Por tanto, algo está ocurriendo y a lo mejor nos pilla despistados, porque la gestión de la seguridad exige hoy reflexionar tanto o más sobre los enfoques que sobre los artefactos. Es necesaria una nueva “inteligencia de la seguridad”, que entienda de verdad lo que significa ir a un mundo cada vez más interconectado que impone nuevas reglas y riesgos. No es casual que China siempre habla de un 5G asociado al concepto de inteligencia artificial, o que en las 6 horas que duró el otro día el interrogatorio a Zuckerberg en el Congreso norteamericano, en el que se habló bastante de la guerra tecnológica entre su país y el coloso asiático, no se mencionara ni una sola vez el 5G, pero sí, y mucho, los sistemas de inteligencia artificial aplicados a las comunicaciones. Dos buenos ejemplos de que tan importantes son las infraestructuras como la inteligencia que se aplica a su uso. Porque si sólo ponemos el foco en el cacharro de turno, nos fascina la velocidad de la transmisión de un dato, la calidad de una imagen, la detección de un desplazamiento o la sensorizaciòn de una intrusión, perdemos la perspectiva de lo que tenemos entre manos, porque su importancia es equivalente a su eficacia. Si los robos aumentan en los supermercados, la alarma es un complemento a la conectividad del hogar, los ataques informáticos a sistemas centralizados bloquean toda la actividad, o si se despliegan tantas cámaras que no es posible la interpretación con ojos humanos de las imágenes que suministran, el problema seguramente no sea de los dispositivos desplegados, sino de la inteligencia de los procesos.

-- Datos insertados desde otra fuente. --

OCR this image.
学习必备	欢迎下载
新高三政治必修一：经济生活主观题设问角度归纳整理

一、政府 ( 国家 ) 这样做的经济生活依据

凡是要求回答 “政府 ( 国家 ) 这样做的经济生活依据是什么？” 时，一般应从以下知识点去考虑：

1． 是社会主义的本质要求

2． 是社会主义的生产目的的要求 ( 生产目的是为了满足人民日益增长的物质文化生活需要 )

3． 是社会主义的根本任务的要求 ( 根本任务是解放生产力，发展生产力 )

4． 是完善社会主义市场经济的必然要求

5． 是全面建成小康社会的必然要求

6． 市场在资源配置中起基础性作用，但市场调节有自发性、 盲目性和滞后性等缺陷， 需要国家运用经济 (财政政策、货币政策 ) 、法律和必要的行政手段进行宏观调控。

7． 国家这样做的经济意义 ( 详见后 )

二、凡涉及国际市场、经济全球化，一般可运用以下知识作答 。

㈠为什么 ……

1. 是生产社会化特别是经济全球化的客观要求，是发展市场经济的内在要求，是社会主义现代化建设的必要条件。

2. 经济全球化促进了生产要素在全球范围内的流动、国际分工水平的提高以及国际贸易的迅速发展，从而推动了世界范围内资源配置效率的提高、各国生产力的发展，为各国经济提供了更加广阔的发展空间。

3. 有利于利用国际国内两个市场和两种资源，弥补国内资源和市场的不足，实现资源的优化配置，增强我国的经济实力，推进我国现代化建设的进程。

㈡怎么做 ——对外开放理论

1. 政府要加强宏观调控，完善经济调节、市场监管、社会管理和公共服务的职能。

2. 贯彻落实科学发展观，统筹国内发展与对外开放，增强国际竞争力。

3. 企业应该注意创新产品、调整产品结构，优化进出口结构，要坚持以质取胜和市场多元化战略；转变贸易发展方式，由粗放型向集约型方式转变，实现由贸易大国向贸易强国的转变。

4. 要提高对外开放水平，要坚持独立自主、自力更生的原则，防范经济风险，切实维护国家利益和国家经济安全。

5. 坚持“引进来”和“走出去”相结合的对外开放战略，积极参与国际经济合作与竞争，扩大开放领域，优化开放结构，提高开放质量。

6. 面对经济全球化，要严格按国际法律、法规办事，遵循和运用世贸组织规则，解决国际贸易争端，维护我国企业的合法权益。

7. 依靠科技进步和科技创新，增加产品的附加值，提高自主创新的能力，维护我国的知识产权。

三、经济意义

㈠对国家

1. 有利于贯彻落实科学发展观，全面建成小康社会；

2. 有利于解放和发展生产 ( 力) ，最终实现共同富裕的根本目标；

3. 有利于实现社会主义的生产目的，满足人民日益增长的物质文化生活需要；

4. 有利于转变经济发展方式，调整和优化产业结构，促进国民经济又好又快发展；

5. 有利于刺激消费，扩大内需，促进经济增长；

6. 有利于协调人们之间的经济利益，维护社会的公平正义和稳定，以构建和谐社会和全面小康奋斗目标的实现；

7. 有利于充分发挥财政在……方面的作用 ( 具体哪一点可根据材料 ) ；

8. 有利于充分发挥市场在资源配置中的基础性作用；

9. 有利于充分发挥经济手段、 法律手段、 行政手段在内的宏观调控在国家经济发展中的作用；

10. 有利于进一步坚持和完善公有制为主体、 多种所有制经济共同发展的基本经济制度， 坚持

Alguien escribió que puede haber progreso sin futuro, y eso puede ocurrir si caemos rendidos ante las promesas de una mayor velocidad de las comunicaciones o de un sofisticado virtuosismo técnico de los dispositivos, si no comprendemos al mismo tiempo que necesitamos una visión actualizada de esa nueva realidad física aumentada por una nueva capacidad tecnológica. Curiosamente son los incendios, tifones, manifestaciones callejeras, ciberataques, apagones de luz por averías, fallos de sistemas por picos de saturación, los que estresan tanto los sistemas y estrategias de seguridad que nos permiten detectar que deberíamos entender la verdadera naturaleza de la tecnología más innovadora, que no es más, como siempre ha sido, que su valor instrumental. Esa funcionalidad que nos ha de ayudar a gestionar mejor una realidad más compleja, presencial y directa, esa misma que nos devuelve la importancia de conceptos sorpresivamente novedosos en términos tecnológicos, como espacio, proximidad, tiempo real, simplicidad, descentralización, privacidad, movilidad, flexibilidad, riesgo, entre otros muchos redescubrimientos, para un nuevo vocabulario que hable el lenguaje de la seguridad en el siglo XXI.